Тайна и кровь (Пильский) - страница 41

— Кто?

— Зверев.

Из-за двери — приветливый возглас:

— Ах, это ты, Миша?

Ах, почему он сказал «Миша»? Зачем эти теплые ноты? Почему не «Зверев»?

— Я.

— Эк, когда тебя занесло… Сейчас отопру.

Легкие, быстрые шаги удаляются. Он пошел за ключом.

В темной ночи у двери человека стоит его убийца. Убийца — это я. Моя жертва сейчас мне отворит эту дверь. Варташевский доверчиво впустит меня к себе… Он ничего не ждет. Он ничего не предчувствует.

— Ну что ж!

В голове мелькает:

— Можно обманывать некоторых все время. Можно обманывать некоторое время всех. Но все время обманывать всех нельзя!

Это меня ободряет моя память. Когда убиваешь, надо оправдываться!

Секунды кажутся вечностью.

Наконец: те же быстрые шаги, два быстрых, энергичных поворота ключа, дверь — настежь.

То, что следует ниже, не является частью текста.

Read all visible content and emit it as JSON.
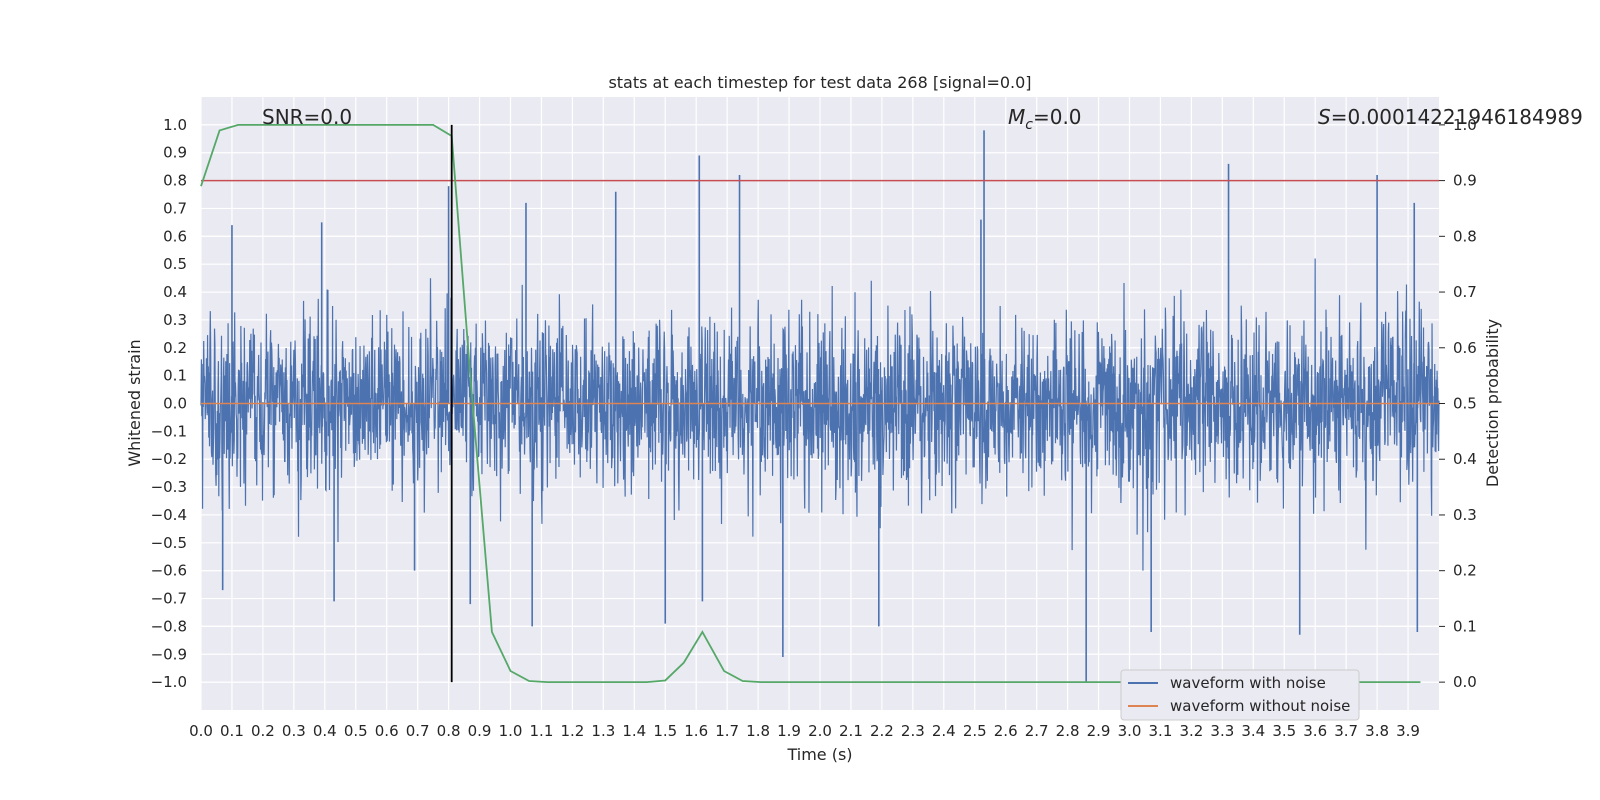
{
  "chart_data": {
    "type": "line",
    "title": "stats at each timestep for test data 268 [signal=0.0]",
    "xlabel": "Time (s)",
    "ylabel": "Whitened strain",
    "ylabel_right": "Detection probability",
    "xlim": [
      0.0,
      4.0
    ],
    "ylim": [
      -1.1,
      1.1
    ],
    "ylim_right": [
      -0.05,
      1.05
    ],
    "x_ticks": [
      "0.0",
      "0.1",
      "0.2",
      "0.3",
      "0.4",
      "0.5",
      "0.6",
      "0.7",
      "0.8",
      "0.9",
      "1.0",
      "1.1",
      "1.2",
      "1.3",
      "1.4",
      "1.5",
      "1.6",
      "1.7",
      "1.8",
      "1.9",
      "2.0",
      "2.1",
      "2.2",
      "2.3",
      "2.4",
      "2.5",
      "2.6",
      "2.7",
      "2.8",
      "2.9",
      "3.0",
      "3.1",
      "3.2",
      "3.3",
      "3.4",
      "3.5",
      "3.6",
      "3.7",
      "3.8",
      "3.9"
    ],
    "y_ticks": [
      "−1.0",
      "−0.9",
      "−0.8",
      "−0.7",
      "−0.6",
      "−0.5",
      "−0.4",
      "−0.3",
      "−0.2",
      "−0.1",
      "0.0",
      "0.1",
      "0.2",
      "0.3",
      "0.4",
      "0.5",
      "0.6",
      "0.7",
      "0.8",
      "0.9",
      "1.0"
    ],
    "y_ticks_right": [
      "0.0",
      "0.1",
      "0.2",
      "0.3",
      "0.4",
      "0.5",
      "0.6",
      "0.7",
      "0.8",
      "0.9",
      "1.0"
    ],
    "annotations": {
      "snr": "SNR=0.0",
      "mc_symbol": "M",
      "mc_subscript": "c",
      "mc_value": "=0.0",
      "s_symbol": "S",
      "s_value": "=0.00014221946184989"
    },
    "threshold_right": 0.9,
    "marker_time": 0.81,
    "series": [
      {
        "name": "waveform with noise",
        "color": "#4c72b0",
        "noise_amplitude": 0.25,
        "min": -1.0,
        "max": 0.98
      },
      {
        "name": "waveform without noise",
        "color": "#dd8452",
        "value": 0.0
      },
      {
        "name": "Detection probability",
        "color": "#55a868",
        "x": [
          0.0,
          0.06,
          0.12,
          0.19,
          0.25,
          0.31,
          0.37,
          0.44,
          0.5,
          0.56,
          0.62,
          0.69,
          0.75,
          0.81,
          0.87,
          0.94,
          1.0,
          1.06,
          1.12,
          1.19,
          1.25,
          1.31,
          1.37,
          1.44,
          1.5,
          1.56,
          1.62,
          1.69,
          1.75,
          1.81,
          1.87,
          1.94,
          2.0,
          2.5,
          3.0,
          3.5,
          3.94
        ],
        "values": [
          0.89,
          0.99,
          1.0,
          1.0,
          1.0,
          1.0,
          1.0,
          1.0,
          1.0,
          1.0,
          1.0,
          1.0,
          1.0,
          0.98,
          0.55,
          0.09,
          0.02,
          0.002,
          0.0,
          0.0,
          0.0,
          0.0,
          0.0,
          0.0,
          0.003,
          0.035,
          0.09,
          0.02,
          0.002,
          0.0,
          0.0,
          0.0,
          0.0,
          0.0,
          0.0,
          0.0,
          0.0
        ]
      },
      {
        "name": "threshold",
        "color": "#c44e52",
        "value": 0.9
      }
    ],
    "spikes": [
      {
        "x": 0.1,
        "y": 0.64
      },
      {
        "x": 0.07,
        "y": -0.67
      },
      {
        "x": 0.39,
        "y": 0.65
      },
      {
        "x": 0.43,
        "y": -0.71
      },
      {
        "x": 0.69,
        "y": -0.6
      },
      {
        "x": 0.8,
        "y": 0.78
      },
      {
        "x": 0.87,
        "y": -0.72
      },
      {
        "x": 1.05,
        "y": 0.72
      },
      {
        "x": 1.07,
        "y": -0.8
      },
      {
        "x": 1.34,
        "y": 0.76
      },
      {
        "x": 1.5,
        "y": -0.79
      },
      {
        "x": 1.61,
        "y": 0.89
      },
      {
        "x": 1.62,
        "y": -0.71
      },
      {
        "x": 1.74,
        "y": 0.82
      },
      {
        "x": 1.88,
        "y": -0.91
      },
      {
        "x": 2.19,
        "y": -0.8
      },
      {
        "x": 2.53,
        "y": 0.98
      },
      {
        "x": 2.52,
        "y": 0.66
      },
      {
        "x": 2.86,
        "y": -1.0
      },
      {
        "x": 3.07,
        "y": -0.82
      },
      {
        "x": 3.32,
        "y": 0.86
      },
      {
        "x": 3.55,
        "y": -0.83
      },
      {
        "x": 3.8,
        "y": 0.82
      },
      {
        "x": 3.93,
        "y": -0.82
      },
      {
        "x": 3.92,
        "y": 0.72
      }
    ],
    "legend": {
      "position": "lower-right",
      "entries": [
        "waveform with noise",
        "waveform without noise"
      ]
    }
  }
}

— Миша, почему так поздно?

Он протягивает мне руку, тянет к себе, целует. Немыми концами замороженных губ я прикасаюсь к его горячему рту.

— Раньше нельзя было.

Обняв, он ведет меня в комнату. На ходу чиркает спичкой.

— Осторожнее, — говорит он. — Здесь порог.

Как смешно! Меня он должен беречь!

В комнате горит лампа. Пахнет керосином. На столе — развернутая книга. Я быстро бросаю взгляд: Шиллер — «Разбойники». Уж не я ли Моор?

— Ну и исхудал же ты, — говорить Константин, пристально вглядываясь в мое лицо.

Он берет лампу, поднимает, освещает меня:

— Да, брат, подгулял…

Мы садимся.

— Говори скорей, в чем дело, — просит Константин, стыдливо опуская глаза, и тихо прибавляет:

— Я — не один.

Конечно, он — не один!.. Она — тут! Тотчас же я улавливаю легкий запах духов и еле слышный шорох за стеной.

Она слушает. И твердо я говорю себе в эту минуту:

— Ничего не услышишь! Нет, mademoiselle Диаман, вы ничего не подслушаете!

— Так в чем же дело?

Я отвожу глаза.

— Да как тебе сказать… Во всяком случае, дело серьезное. Вопрос идет о судьбе организации…

Он незаметно поднимает внимательно глаза, смотрит на меня настороженно, в его взгляде пробуждается любопытство.

Еще бы оно не проснулось у тебя — у тебя, предателя!

Волна тихой злобы охватывает сердце. Я боюсь выдать себя. Покорно ли мое лицо? Верно ли оно передает мою предательскую игру?

— Разве так серьезно? — спрашивает Варташевский.

— Очень.

— Ну?..

— Здесь неудобно говорить. Да и душно у тебя. Я устал. Хочу воздуха. Пройдемся…

Варташевский потягивается и зевает:

— А может быть, лучше завтра?

— Завтра я уезжаю.

Мы выходим.

— Ах, Кирилл!..

Варташевский протягивает руку нашему «подающему».

— Здравствуй, Кирилл!

Кирилл — хороший лихач, но плохой актер, и в его ответе не слышится «здравствуй», а «здравствуйте». Ох уж эта мне кирилловская искренность! В этот момент какой это ненужный багаж!